Il fallait entreprendre ce dernier voyage pour terminer l'exploration, découvrir la dernière grande destination gay européenne qui nous était jusqu'alors inconnue. Dans cet esprit de curiosité, nous avons sacrifié Ibiza cette année pour arpenter les ruelles de Mykonos.
Après divers récits de vacances dominés par l’un ou l’autre moment fort (parfois au milieu d'embûches), il devait forcément arriver un jour où les conditions se présenteraient sous un jour moins favorable. J'ai toujours imaginé qu'elles prendraient la forme d'une météo défaillante, un soleil recouvert d'un épais banc de nuages gris, nous rappelant ostensiblement notre fabuleux climat national, dans une forme de pied de nez à nos escapades pour le fuir méthodiquement.
Point de tout cela dans les Cyclades. Le temps est demeuré superbe : soleil franc et généreux, chaleur revigorante en journée et confortable en soirée. La "chance" s'arrête toutefois là (le choix d’un point de vue spécifique génère forcément une part d’exagération, je ne relaterai ainsi pas les excellents repas ou les instants passés avec deux amies qui avaient, par le plus pur hasard, opté pour une même destination au même moment).

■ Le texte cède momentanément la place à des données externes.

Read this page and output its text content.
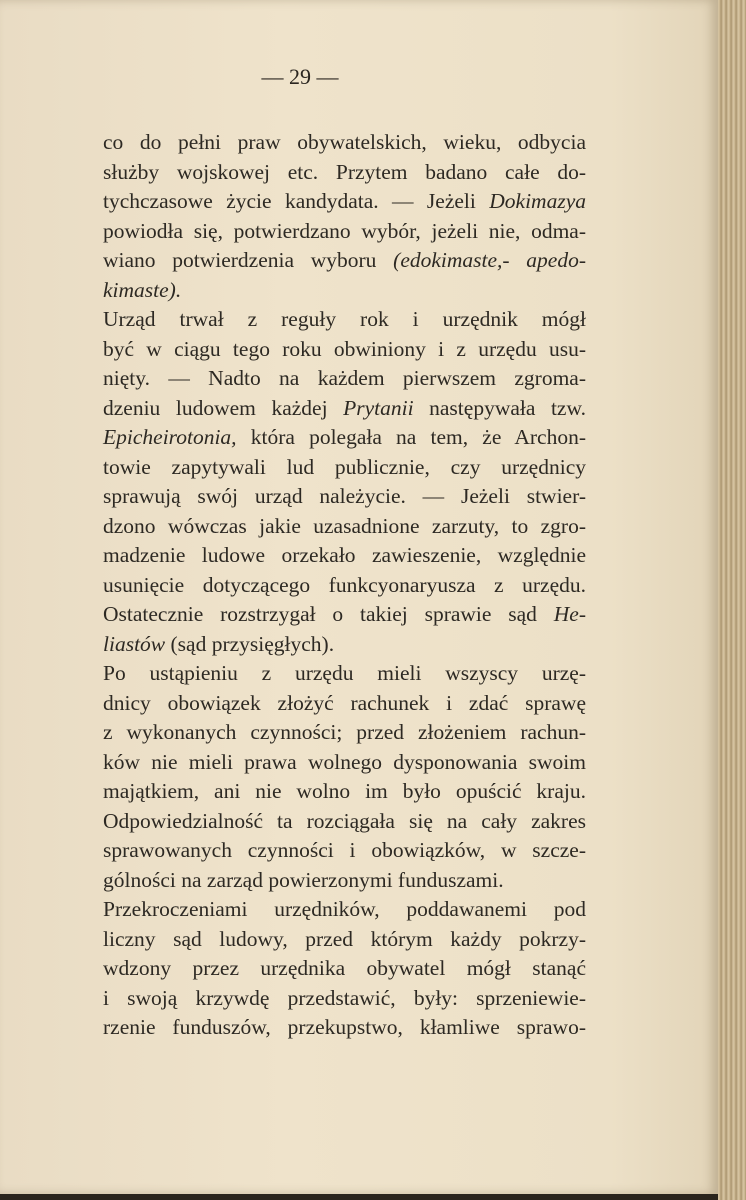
— 29 —
co do pełni praw obywatelskich, wieku, odbycia
służby wojskowej etc. Przytem badano całe do-
tychczasowe życie kandydata. — Jeżeli Dokimazya
powiodła się, potwierdzano wybór, jeżeli nie, odma-
wiano potwierdzenia wyboru (edokimaste,- apedo-
kimaste).
Urząd trwał z reguły rok i urzędnik mógł
być w ciągu tego roku obwiniony i z urzędu usu-
nięty. — Nadto na każdem pierwszem zgroma-
dzeniu ludowem każdej Prytanii następywała tzw.
Epicheirotonia, która polegała na tem, że Archon-
towie zapytywali lud publicznie, czy urzędnicy
sprawują swój urząd należycie. — Jeżeli stwier-
dzono wówczas jakie uzasadnione zarzuty, to zgro-
madzenie ludowe orzekało zawieszenie, względnie
usunięcie dotyczącego funkcyonaryusza z urzędu.
Ostatecznie rozstrzygał o takiej sprawie sąd He-
liastów (sąd przysięgłych).
Po ustąpieniu z urzędu mieli wszyscy urzę-
dnicy obowiązek złożyć rachunek i zdać sprawę
z wykonanych czynności; przed złożeniem rachun-
ków nie mieli prawa wolnego dysponowania swoim
majątkiem, ani nie wolno im było opuścić kraju.
Odpowiedzialność ta rozciągała się na cały zakres
sprawowanych czynności i obowiązków, w szcze-
gólności na zarząd powierzonymi funduszami.
Przekroczeniami urzędników, poddawanemi pod
liczny sąd ludowy, przed którym każdy pokrzy-
wdzony przez urzędnika obywatel mógł stanąć
i swoją krzywdę przedstawić, były: sprzeniewie-
rzenie funduszów, przekupstwo, kłamliwe sprawo-
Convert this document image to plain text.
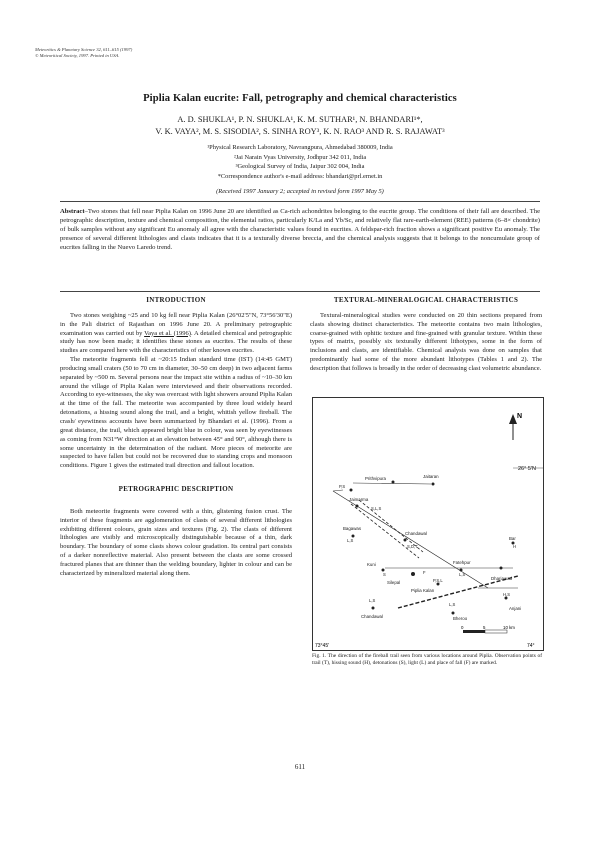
Meteoritics & Planetary Science 32, 611–615 (1997)
© Meteoritical Society, 1997. Printed in USA.
Piplia Kalan eucrite: Fall, petrography and chemical characteristics
A. D. SHUKLA¹, P. N. SHUKLA¹, K. M. SUTHAR¹, N. BHANDARI¹*,
V. K. VAYA², M. S. SISODIA², S. SINHA ROY³, K. N. RAO³ AND R. S. RAJAWAT³
¹Physical Research Laboratory, Navrangpura, Ahmedabad 380009, India
²Jai Narain Vyas University, Jodhpur 342 011, India
³Geological Survey of India, Jaipur 302 004, India
*Correspondence author's e-mail address: bhandari@prl.ernet.in
(Received 1997 January 2; accepted in revised form 1997 May 5)
Abstract–Two stones that fell near Piplia Kalan on 1996 June 20 are identified as Ca-rich achondrites belonging to the eucrite group. The conditions of their fall are described. The petrographic description, texture and chemical composition, the elemental ratios, particularly K/La and Yb/Sc, and relatively flat rare-earth-element (REE) patterns (6–8× chondrite) of bulk samples without any significant Eu anomaly all agree with the characteristic values found in eucrites. A feldspar-rich fraction shows a significant positive Eu anomaly. The presence of several different lithologies and clasts indicates that it is a texturally diverse breccia, and the chemical analysis suggests that it belongs to the noncumulate group of eucrites falling in the Nuevo Laredo trend.
INTRODUCTION

Two stones weighing ~25 and 10 kg fell near Piplia Kalan (26°02'5"N, 73°56'30"E) in the Pali district of Rajasthan on 1996 June 20. A preliminary petrographic examination was carried out by Vaya et al. (1996). A detailed chemical and petrographic study has now been made; it identifies these stones as eucrites. The results of these studies are compared here with the characteristics of other known eucrites.

The meteorite fragments fell at ~20:15 Indian standard time (IST) (14:45 GMT) producing small craters (50 to 70 cm in diameter, 30–50 cm deep) in two adjacent farms separated by ~500 m. Several persons near the impact site within a radius of ~10–30 km around the village of Piplia Kalan were interviewed and their observations recorded. According to eye-witnesses, the sky was overcast with light showers around Piplia Kalan at the time of the fall. The meteorite was accompanied by three loud widely heard detonations, a hissing sound along the trail, and a bright, whitish yellow fireball. The crash/ eyewitness accounts have been summarized by Bhandari et al. (1996). From a great distance, the trail, which appeared bright blue in colour, was seen by eyewitnesses as coming from N31°W direction at an elevation between 45° and 90°, although there is some uncertainty in the determination of the radiant. More pieces of meteorite are suspected to have fallen but could not be recovered due to standing crops and monsoon conditions. Figure 1 gives the estimated trail direction and fallout location.

PETROGRAPHIC DESCRIPTION

Both meteorite fragments were covered with a thin, glistening fusion crust. The interior of these fragments are agglomeration of clasts of several different lithologies exhibiting different colours, grain sizes and textures (Fig. 2). The clasts of different lithologies are visibly and microscopically distinguishable because of a thin, dark boundary. The boundary of some clasts shows colour gradation. Its central part consists of a darker nonreflective material. Also present between the clasts are some crossed fractured planes that are thinner than the welding boundary, lighter in colour and can be characterized by mineralized material along them.

TEXTURAL-MINERALOGICAL CHARACTERISTICS

Textural-mineralogical studies were conducted on 20 thin sections prepared from clasts showing distinct characteristics. The meteorite contains two main lithologies, coarse-grained with ophitic texture and fine-grained with granular texture. Within these types of matrix, possibly six texturally different lithotypes, some in the form of inclusions and clasts, are identifiable. Chemical analysis was done on samples that predominantly had some of the more abundant lithotypes (Tables 1 and 2). The description that follows is broadly in the order of decreasing clast volumetric abundance.

N
26° 5'N
Prithvipura	Jaitaran
Jaimarma
Bagawas
Chandawal
Kuni
Silepal
Piplia Kalan
Fatehpur
Dhariawad
Bar
Chandawal	Bheroo
Anjani
P,S
S,L,S
L,S
S,D,T
S	F
P,S,L
L,S
H
L,S
L,S
H,S
0	5	10 km
73°45'	74°
Fig. 1. The direction of the fireball trail seen from various locations around Piplia. Observation points of trail (T), hissing sound (H), detonations (S), light (L) and place of fall (F) are marked.
611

Le temps pourri de notre été continental a voulu tout d'abord prendre place indirectement dans le décor de nos vacances. Imaginez-vous atteindre enfin votre hôtel au bout d’un voyage de quelques heures, y déposer vos valises et chercher illico le chemin de l'hôpital public local pour y dénicher un médecin afin d’enrayer l’action de bactéries vigoureuses au sein de votre gorge (non, ce n'est pas une balle de golf que j'ai dans la bouche, c’est un ganglion).
L. m'accompagne, grimaçant devant la perspective d'un début de vacances pénible. Nous marchons des minutes et des minutes dans l'attente de cette fameuse deuxième route à droite qui nous conduira à l'établissement, dans une pénombre qui semble nous plonger - pour l'instant - dans le trou du cul du monde (j’ai déjà dû utiliser cette expression, il y en a en effet partout). Nous y parvenons enfin. L'endroit est silencieux, presque vide si ce n'est la personne en poste à l'accueil. Je pourrais m'imaginer pour le même prix dans l'ambiance d'un hôpital soviétique (mais a-t-on jamais vraiment veillé à assurer un accueil architectural décent dans un quelconque hôpital me direz-vous ?). Le médecin arrive enfin. Il est jeune, parle anglais et se révèle sympathique. Je le convaincs de me prescrire un antibiotique pour accélérer ma guérison. 7 jours sur place, le temps m'est compté. Il accepte, tout va pour le mieux, les vacances peuvent commencer. Je vais sans doute trop vite en besogne. Le diagnostic et la médication sont une chose, le processus de rétablissement est un autre. Lors des 3 à 4 premiers jours, devant ma volonté de ne rien sacrifier en journée, la fatigue m'envahira dès les 12 coups de minuit sonnés.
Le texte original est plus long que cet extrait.